Industry Watch

Mexico nearshoring is up 60% over 2019. Here's what that means for freight brokers reading the data right.

Mexico passed China as the US's largest trading partner in 2023 and the gap has only widened. Here's the playbook brokers are using to convert nearshoring volume into bookings.

V
Valesco Raymond
Founder & Operator
Apr 22, 20267 min read
Industrial facility under construction

Mexico became the largest trading partner of the United States in 2023. Two years later, the gap has widened. Ports of Manzanillo and Lazaro Cardenas are running at sustained pressure, the cross-border trucking market through Laredo and McAllen is structurally tighter than it was pre-2020, and entire industries — automotive, electronics, medical devices, apparel — have either moved or are actively moving production from China and Vietnam to Mexico.

For freight brokers, this is the largest single GTM opportunity of the decade. Most brokers are running prospecting motions that don't capture it cleanly.
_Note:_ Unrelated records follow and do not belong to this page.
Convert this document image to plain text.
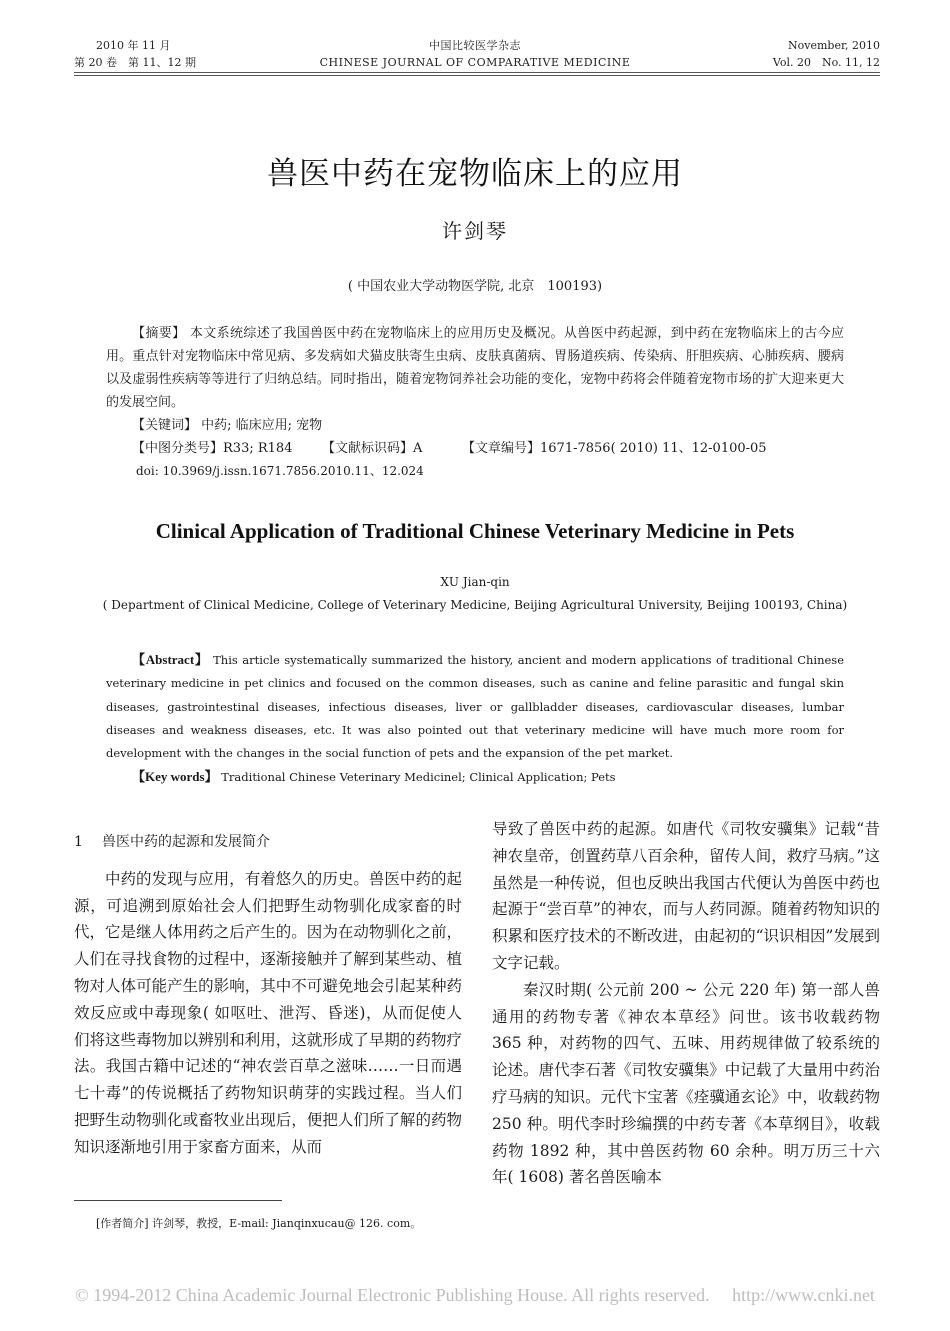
2010 年 11 月
第 20 卷　第 11、12 期
中国比较医学杂志
CHINESE JOURNAL OF COMPARATIVE MEDICINE
November, 2010
Vol. 20　No. 11, 12
兽医中药在宠物临床上的应用
许剑琴
( 中国农业大学动物医学院, 北京　100193)

【摘要】 本文系统综述了我国兽医中药在宠物临床上的应用历史及概况。从兽医中药起源，到中药在宠物临床上的古今应用。重点针对宠物临床中常见病、多发病如犬猫皮肤寄生虫病、皮肤真菌病、胃肠道疾病、传染病、肝胆疾病、心肺疾病、腰病以及虚弱性疾病等等进行了归纳总结。同时指出，随着宠物饲养社会功能的变化，宠物中药将会伴随着宠物市场的扩大迎来更大的发展空间。

【关键词】 中药; 临床应用; 宠物

【中图分类号】R33; R184	【文献标识码】A	【文章编号】1671-7856( 2010) 11、12-0100-05

doi: 10.3969/j.issn.1671.7856.2010.11、12.024

Clinical Application of Traditional Chinese Veterinary Medicine in Pets
XU Jian-qin
( Department of Clinical Medicine, College of Veterinary Medicine, Beijing Agricultural University, Beijing 100193, China)

【Abstract】 This article systematically summarized the history, ancient and modern applications of traditional Chinese veterinary medicine in pet clinics and focused on the common diseases, such as canine and feline parasitic and fungal skin diseases, gastrointestinal diseases, infectious diseases, liver or gallbladder diseases, cardiovascular diseases, lumbar diseases and weakness diseases, etc. It was also pointed out that veterinary medicine will have much more room for development with the changes in the social function of pets and the expansion of the pet market.

【Key words】 Traditional Chinese Veterinary Medicinel; Clinical Application; Pets

1 兽医中药的起源和发展简介

中药的发现与应用，有着悠久的历史。兽医中药的起源，可追溯到原始社会人们把野生动物驯化成家畜的时代，它是继人体用药之后产生的。因为在动物驯化之前，人们在寻找食物的过程中，逐渐接触并了解到某些动、植物对人体可能产生的影响，其中不可避免地会引起某种药效反应或中毒现象( 如呕吐、泄泻、昏迷)，从而促使人们将这些毒物加以辨别和利用，这就形成了早期的药物疗法。我国古籍中记述的“神农尝百草之滋味……一日而遇七十毒”的传说概括了药物知识萌芽的实践过程。当人们把野生动物驯化或畜牧业出现后，便把人们所了解的药物知识逐渐地引用于家畜方面来，从而

导致了兽医中药的起源。如唐代《司牧安骥集》记载“昔神农皇帝，创置药草八百余种，留传人间，救疗马病。”这虽然是一种传说，但也反映出我国古代便认为兽医中药也起源于“尝百草”的神农，而与人药同源。随着药物知识的积累和医疗技术的不断改进，由起初的“识识相因”发展到文字记载。

秦汉时期( 公元前 200 ~ 公元 220 年) 第一部人兽通用的药物专著《神农本草经》问世。该书收载药物 365 种，对药物的四气、五味、用药规律做了较系统的论述。唐代李石著《司牧安骥集》中记载了大量用中药治疗马病的知识。元代卞宝著《痊骥通玄论》中，收载药物 250 种。明代李时珍编撰的中药专著《本草纲目》，收载药物 1892 种，其中兽医药物 60 余种。明万历三十六年( 1608) 著名兽医喻本

[作者简介] 许剑琴，教授，E-mail: Jianqinxucau@ 126. com。
© 1994-2012 China Academic Journal Electronic Publishing House. All rights reserved.　 http://www.cnki.net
Three signals that separate real nearshoring shippers from press-release noise

Companies announcing Mexico expansion plans in 2024–2025 are in the news. Companies actually moving freight are in the BOL data. The gap between the two lists is enormous. Three signals filter it down. First: a meaningful drop in their China origin volume over the last 12 months — not press-release rhetoric, real shipment decline. Second: rising volume to MX origin OR rising cross-border activity through Texas/California gateways. Third: a new pattern of consignee or 3PL counterparties showing up in their BOL records (the operational fingerprint of a sourcing change).

The cross-border drayage opening

Cross-border trucking capacity is the supply-chain pinch point most underestimated by US-based brokers. Carriers operating both sides of the border have built massive backlogs. Shippers who started moving freight to Mexico expecting US-style transit reliability are getting humbling experiences. Brokers who can offer carrier capacity, customs clearance support, and consolidation services have an open conversation — these shippers KNOW they have a problem.

The opening line in this outreach is not "We help with cross-border freight." It's "We see your volume through Laredo went up 40% in Q1. The capacity issue at the border is showing up for similar shippers on this lane — here's what we've seen work."

What this means for your team

If your team isn't running a Mexico nearshoring play in Q2 2026, you're missing the largest shipper-migration event of the decade. Build a Pulse query for shippers showing the three-signal pattern. Layer on cross-border lane filters. Build a sequence around the actual operational pain. The opportunity is hot until other brokers catch up.